New Brunswickers have responded to Mr. Trump’s economic threats in big and small ways. The province stopped contracts with U.S. businesses; the Saint John Ale House bar replaced their Kentucky Maker’s Mark bourbon with Newfoundland’s Signal Hill whisky.

And like so many Canadians from coast to coast, residents said they changed their shopping habits in the wake of the trade war. “I try to buy Canadian anyway,” said Caitlin Small, who was shopping for dinner at the Saint John City Market earlier this month. “But I’ve been looking harder and making sure that things are products of Canada or made in Canada.”

“I like the fact that they’re indicating ‘Made in Canada,‘” said Brad Brown, referring to new labels that have popped up in stores, as he walked out of Picaroons General Store, a downtown brewery. “Why didn’t they do that before?”

Shopping at City Market, Caitlin Small says the trade war has made her look closer at product labels.
Brad Brown has noticed more ‘made in Canada’ labels at stores, such as a brewery he visited recently.
Andrew Oland of Moosehead Breweries, inspecting his company’s wares in Saint John, foresees downsides to the trade war – lost U.S. business, higher material costs – but also an opportunity to sell more goods in Canada.
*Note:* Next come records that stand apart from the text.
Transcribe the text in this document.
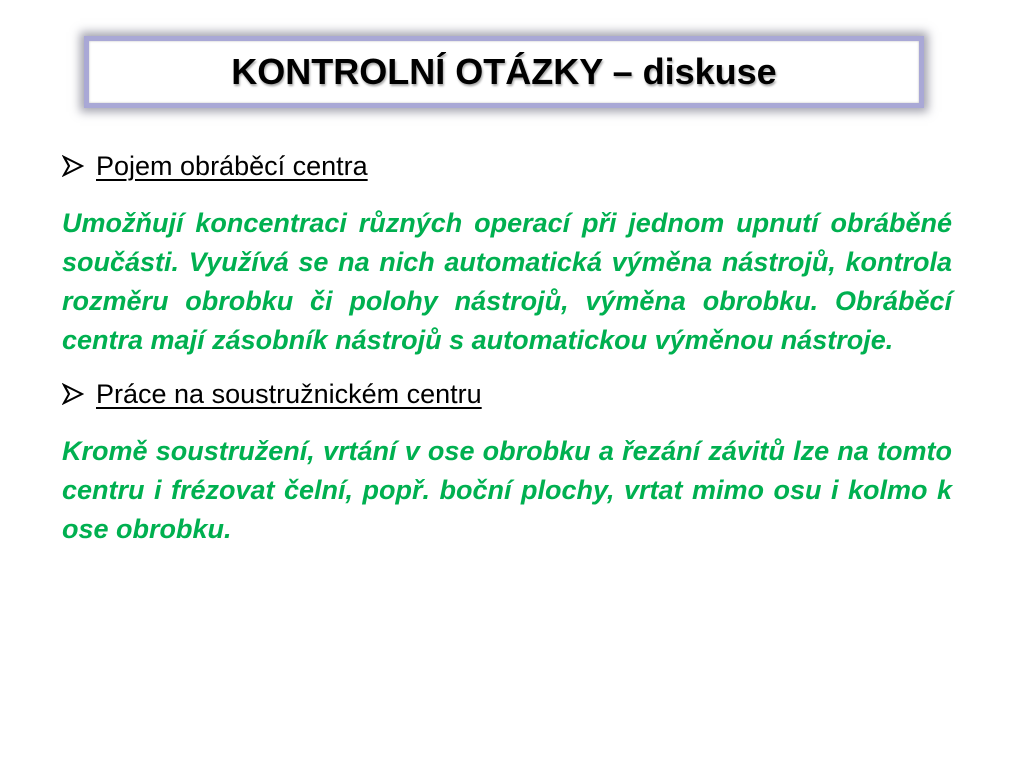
KONTROLNÍ OTÁZKY – diskuse
Pojem obráběcí centra

Umožňují koncentraci různých operací při jednom upnutí obráběné součásti. Využívá se na nich automatická výměna nástrojů, kontrola rozměru obrobku či polohy nástrojů, výměna obrobku. Obráběcí centra mají zásobník nástrojů s automatickou výměnou nástroje.

Práce na soustružnickém centru

Kromě soustružení, vrtání v ose obrobku a řezání závitů lze na tomto centru i frézovat čelní, popř. boční plochy, vrtat mimo osu i kolmo k ose obrobku.
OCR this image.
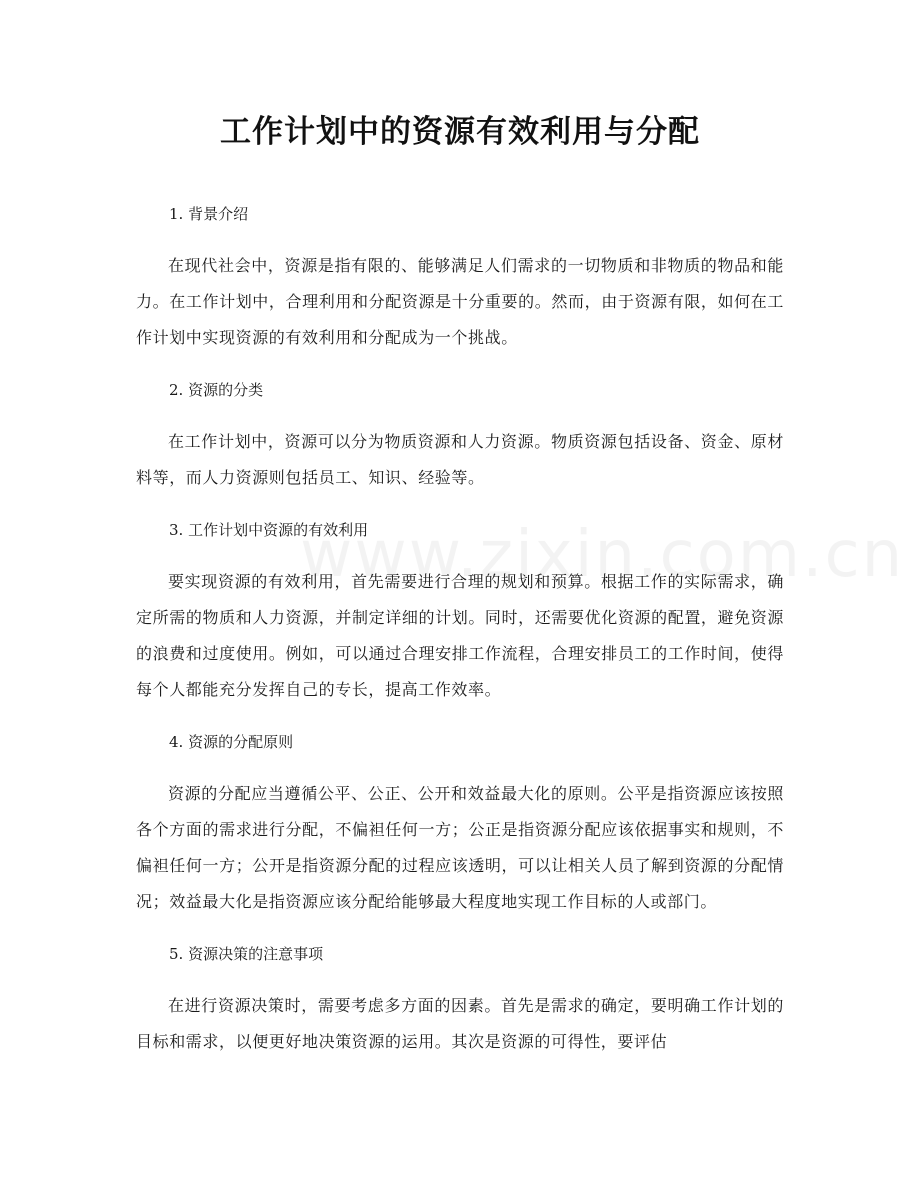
工作计划中的资源有效利用与分配

1. 背景介绍

在现代社会中，资源是指有限的、能够满足人们需求的一切物质和非物质的物品和能力。在工作计划中，合理利用和分配资源是十分重要的。然而，由于资源有限，如何在工作计划中实现资源的有效利用和分配成为一个挑战。

2. 资源的分类

在工作计划中，资源可以分为物质资源和人力资源。物质资源包括设备、资金、原材料等，而人力资源则包括员工、知识、经验等。

3. 工作计划中资源的有效利用

要实现资源的有效利用，首先需要进行合理的规划和预算。根据工作的实际需求，确定所需的物质和人力资源，并制定详细的计划。同时，还需要优化资源的配置，避免资源的浪费和过度使用。例如，可以通过合理安排工作流程，合理安排员工的工作时间，使得每个人都能充分发挥自己的专长，提高工作效率。

4. 资源的分配原则

资源的分配应当遵循公平、公正、公开和效益最大化的原则。公平是指资源应该按照各个方面的需求进行分配，不偏袒任何一方；公正是指资源分配应该依据事实和规则，不偏袒任何一方；公开是指资源分配的过程应该透明，可以让相关人员了解到资源的分配情况；效益最大化是指资源应该分配给能够最大程度地实现工作目标的人或部门。

5. 资源决策的注意事项

在进行资源决策时，需要考虑多方面的因素。首先是需求的确定，要明确工作计划的目标和需求，以便更好地决策资源的运用。其次是资源的可得性，要评估
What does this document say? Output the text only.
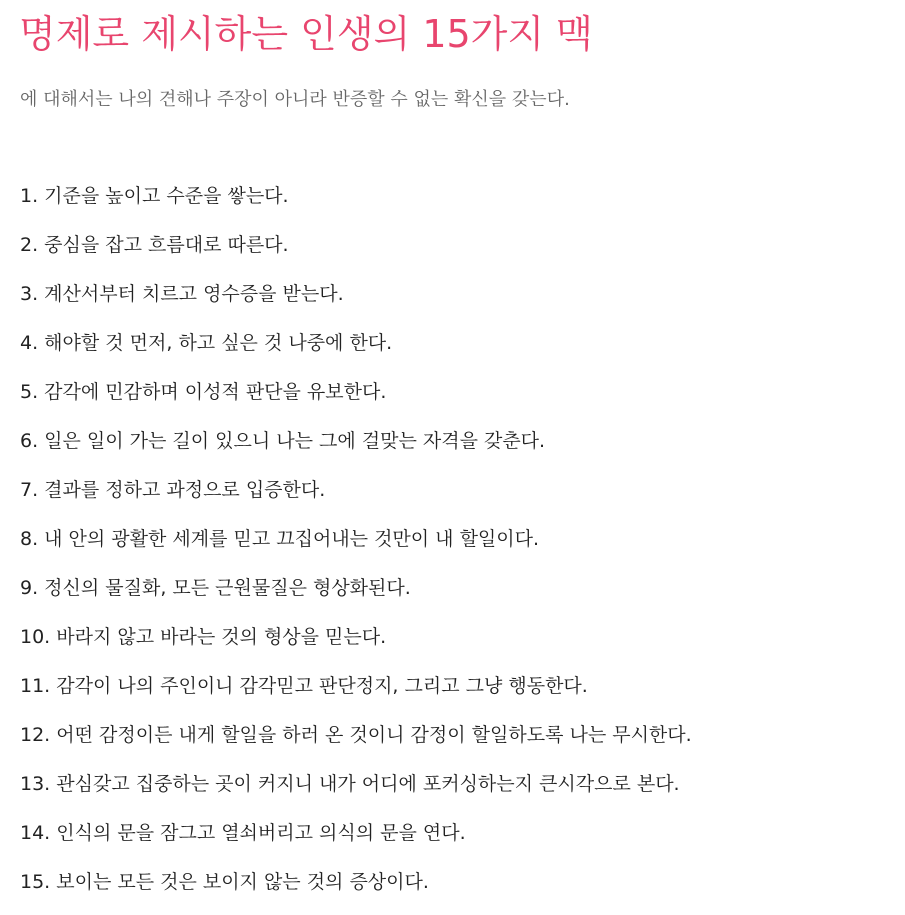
명제로 제시하는 인생의 15가지 맥

에 대해서는 나의 견해나 주장이 아니라 반증할 수 없는 확신을 갖는다.

1. 기준을 높이고 수준을 쌓는다.
2. 중심을 잡고 흐름대로 따른다.
3. 계산서부터 치르고 영수증을 받는다.
4. 해야할 것 먼저, 하고 싶은 것 나중에 한다.
5. 감각에 민감하며 이성적 판단을 유보한다.
6. 일은 일이 가는 길이 있으니 나는 그에 걸맞는 자격을 갖춘다.
7. 결과를 정하고 과정으로 입증한다.
8. 내 안의 광활한 세계를 믿고 끄집어내는 것만이 내 할일이다.
9. 정신의 물질화, 모든 근원물질은 형상화된다.
10. 바라지 않고 바라는 것의 형상을 믿는다.
11. 감각이 나의 주인이니 감각믿고 판단정지, 그리고 그냥 행동한다.
12. 어떤 감정이든 내게 할일을 하러 온 것이니 감정이 할일하도록 나는 무시한다.
13. 관심갖고 집중하는 곳이 커지니 내가 어디에 포커싱하는지 큰시각으로 본다.
14. 인식의 문을 잠그고 열쇠버리고 의식의 문을 연다.
15. 보이는 모든 것은 보이지 않는 것의 증상이다.
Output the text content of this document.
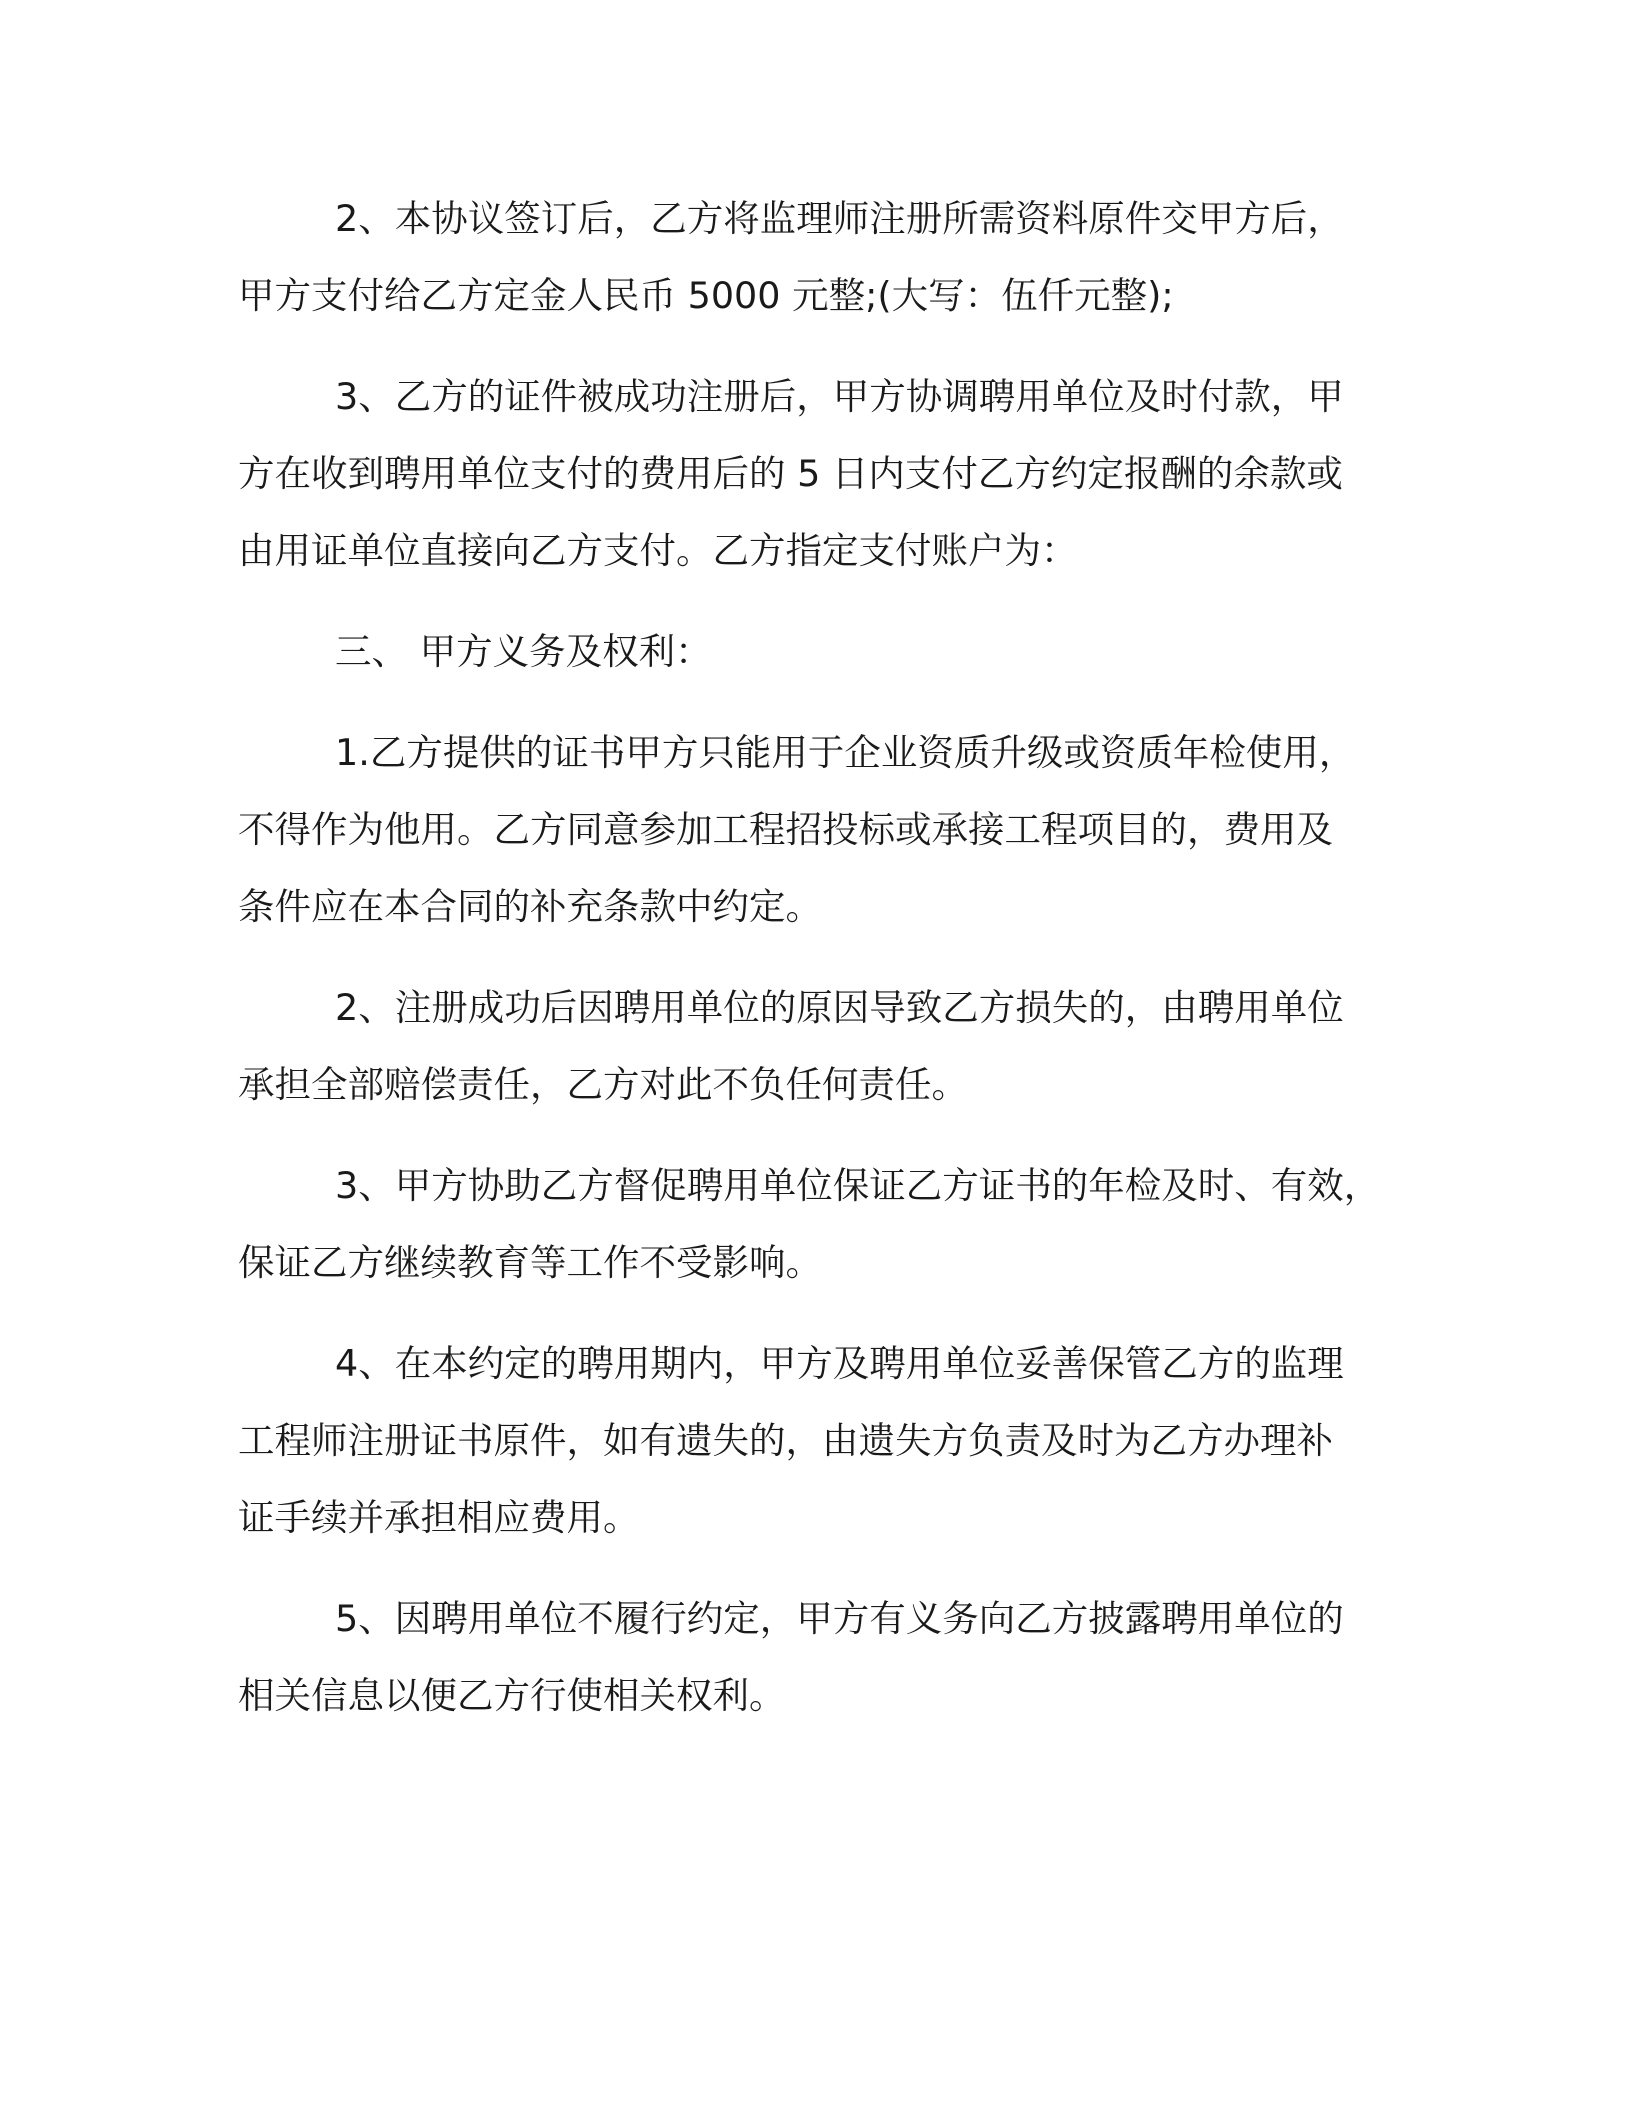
2、本协议签订后，乙方将监理师注册所需资料原件交甲方后，
甲方支付给乙方定金人民币 5000 元整;(大写：伍仟元整);

3、乙方的证件被成功注册后，甲方协调聘用单位及时付款，甲
方在收到聘用单位支付的费用后的 5 日内支付乙方约定报酬的余款或
由用证单位直接向乙方支付。乙方指定支付账户为：

三、 甲方义务及权利：

1.乙方提供的证书甲方只能用于企业资质升级或资质年检使用，
不得作为他用。乙方同意参加工程招投标或承接工程项目的，费用及
条件应在本合同的补充条款中约定。

2、注册成功后因聘用单位的原因导致乙方损失的，由聘用单位
承担全部赔偿责任，乙方对此不负任何责任。

3、甲方协助乙方督促聘用单位保证乙方证书的年检及时、有效，
保证乙方继续教育等工作不受影响。

4、在本约定的聘用期内，甲方及聘用单位妥善保管乙方的监理
工程师注册证书原件，如有遗失的，由遗失方负责及时为乙方办理补
证手续并承担相应费用。

5、因聘用单位不履行约定，甲方有义务向乙方披露聘用单位的
相关信息以便乙方行使相关权利。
Andrew Oland, president and CEO of Moosehead Breweries, said the trade war presents both challenges and opportunities. A sixth-generation co-owner of the Saint John-based brewery, Mr. Oland worries about a potential hike in input prices, such as for aluminum cans, because of tariffs and countertariffs. He also foresees an impact on U.S. sales, which represent 20 per cent of the business.

“On the positive side, there is renewed pride and interest in Canadian products,” Mr. Oland said in an interview. “We are leaning in heavy to that and trying to make the most of a bad situation.” The business owner has been vocal about the need to take down interprovincial trade barriers that limit sales in other provinces.

Premiers across the country have pledged to abolish such barriers over the past few weeks. Mr. Oland is not convinced. “There’s a lot of talk and there’s been a lot of talk in the past, so I am skeptical,” he said.

But Mr. D’Amours said the province is serious about making it happen.

“Our goal is to eliminate more than 50 per cent of our exemptions” from the Canadian Free Trade Agreement, he said. New Brunswick stopped short, however, of introducing broad legislation to lift barriers on out-of-province goods and workers as Nova Scotia did in February.

The province is also working to abolish the personal limits on alcohol purchased in other provinces and allow greater labour mobility for professionals licensed elsewhere, Mr. D’Amours said.

“What we are experiencing today is certainly disgraceful,” he said of the U.S. tariffs. “But I think it is a wake-up call.”